Lichens et champignons en interactions épisode 13 Des champignons et des virus (et Lecanora chlarotera )
Publié le 9 Février 2019
Nom scientifique : Lecanora chlarotera Nyl.
Date de l’observation: 20 janvier 2019 à Zetting, sur branche de frêne
Classification : Division des Ascomycota, famille des Lecanoraceae
Description :
C’est une espèce très commune en France, présente sur les troncs, branches et branchettes de divers feuillus. Les apothécies sont nombreuses et serrées les uns contre les autres.
Lecanora chlarotera : apothécies loupe x 40, etapothécie devenue jaune suite à réactif potasse K) -- Photos Gilles Weiskircher (Anab)
L’épithécium (surface de l’apothécie) est recouverte d’une fine couche de cristaux. Chaque asque contient 8 spores.
Coupe d’une apothécie montrant à gauche les cristaux recouvrant les asques au microscope x 1000--Photos Gilles Weiskircher (Anab)
Les virus, que l’on connaît très bien surtout en hiver avec la grippe et le rhume, s’attaquent aussi aux membres du règne fongique.
On appelle mycovirus les virus qui infectent les champignons. Le premier mycovirus a été signalé en 1962 chez le champignon de Paris (Agaricus bisporus). Les champignons infectés ont élaboré des carpophores mal formés, se sont développés lentement et ont mûri tôt, entraînant de graves pertes de rendement. Comme les virus qui infectent les animaux et les plantes, les mycovirus nécessitent pour leur multiplication des cellules vivantes de champignons. Tout en partageant certaines caractéristiques avec les virus animaux et végétaux, les mycovirus présentent des caractéristiques uniques. La plupart ne possèdent pas de voie extracellulaire pour l’infection et sont transmis par la cellule par division cellulaire ou lors de la sporulation. D’après les premières études, ces virus ne possèdent pas de protéine de mouvement, indispensable dans le cycle de vie des virus animaux et végétaux.

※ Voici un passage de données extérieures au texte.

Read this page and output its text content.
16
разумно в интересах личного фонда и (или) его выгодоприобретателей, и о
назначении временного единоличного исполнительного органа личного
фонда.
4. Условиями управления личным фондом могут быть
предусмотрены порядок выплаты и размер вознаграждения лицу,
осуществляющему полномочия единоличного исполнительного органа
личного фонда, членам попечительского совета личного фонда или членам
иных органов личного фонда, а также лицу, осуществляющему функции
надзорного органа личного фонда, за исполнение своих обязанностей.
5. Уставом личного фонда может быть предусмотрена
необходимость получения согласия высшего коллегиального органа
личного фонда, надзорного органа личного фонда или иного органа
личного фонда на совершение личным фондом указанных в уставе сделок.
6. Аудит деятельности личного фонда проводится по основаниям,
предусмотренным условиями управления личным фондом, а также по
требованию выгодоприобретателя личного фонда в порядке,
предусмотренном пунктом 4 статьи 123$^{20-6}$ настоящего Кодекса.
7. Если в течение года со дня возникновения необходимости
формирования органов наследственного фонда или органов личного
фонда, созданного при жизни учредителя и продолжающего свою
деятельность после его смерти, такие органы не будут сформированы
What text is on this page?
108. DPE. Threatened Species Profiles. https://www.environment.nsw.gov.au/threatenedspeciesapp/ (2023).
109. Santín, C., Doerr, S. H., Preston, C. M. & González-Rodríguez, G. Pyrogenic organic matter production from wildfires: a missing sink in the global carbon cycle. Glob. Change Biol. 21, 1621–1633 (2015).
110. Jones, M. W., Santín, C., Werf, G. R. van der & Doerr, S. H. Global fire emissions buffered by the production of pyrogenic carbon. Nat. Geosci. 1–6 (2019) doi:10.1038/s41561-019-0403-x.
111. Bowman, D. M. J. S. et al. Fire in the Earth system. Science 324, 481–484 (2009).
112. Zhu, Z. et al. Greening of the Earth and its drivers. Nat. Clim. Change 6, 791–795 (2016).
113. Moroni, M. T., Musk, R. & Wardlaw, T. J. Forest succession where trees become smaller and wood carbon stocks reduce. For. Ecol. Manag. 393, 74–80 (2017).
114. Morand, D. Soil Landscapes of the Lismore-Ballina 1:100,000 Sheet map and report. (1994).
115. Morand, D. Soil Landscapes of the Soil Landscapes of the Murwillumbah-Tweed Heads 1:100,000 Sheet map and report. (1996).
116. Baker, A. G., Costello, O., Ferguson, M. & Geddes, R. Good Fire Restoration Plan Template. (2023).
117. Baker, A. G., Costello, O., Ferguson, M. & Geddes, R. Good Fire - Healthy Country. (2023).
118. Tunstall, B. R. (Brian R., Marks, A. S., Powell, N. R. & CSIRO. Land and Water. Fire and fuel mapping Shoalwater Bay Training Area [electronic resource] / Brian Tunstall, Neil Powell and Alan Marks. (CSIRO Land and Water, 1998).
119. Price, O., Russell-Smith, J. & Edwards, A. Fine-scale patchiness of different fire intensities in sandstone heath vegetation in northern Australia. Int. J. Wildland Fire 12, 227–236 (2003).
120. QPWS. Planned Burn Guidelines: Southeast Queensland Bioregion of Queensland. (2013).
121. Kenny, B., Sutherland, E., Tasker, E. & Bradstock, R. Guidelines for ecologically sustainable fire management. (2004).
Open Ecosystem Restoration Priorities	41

Les mycovirus ont été détectés dans tous les principaux groupes de champignons, sans exception. Bien que de nombreux mycovirus et leurs champignons hôtes aient été identifiés, de nombreux autres restent sans doute inconnus.
Deux hypothèses majeures ont été proposées pour expliquer l'origine des mycovirus.
L'hypothèse d’une coévolution ancienne explique une association ancienne entre les mycovirus et les champignons. Elle reflète aussi une évolution à long terme.
En revanche, l'hypothèse du virus de la plante suggère que les mycovirus sont issus de virus de plantes.
Des scénarios similaires suggèrent que certains virus de plantes peuvent provenir de mycovirus qui ont migré d'un champignon à une plante. Cependant, faute de données convaincantes, l'origine des mycovirus reste un mystère.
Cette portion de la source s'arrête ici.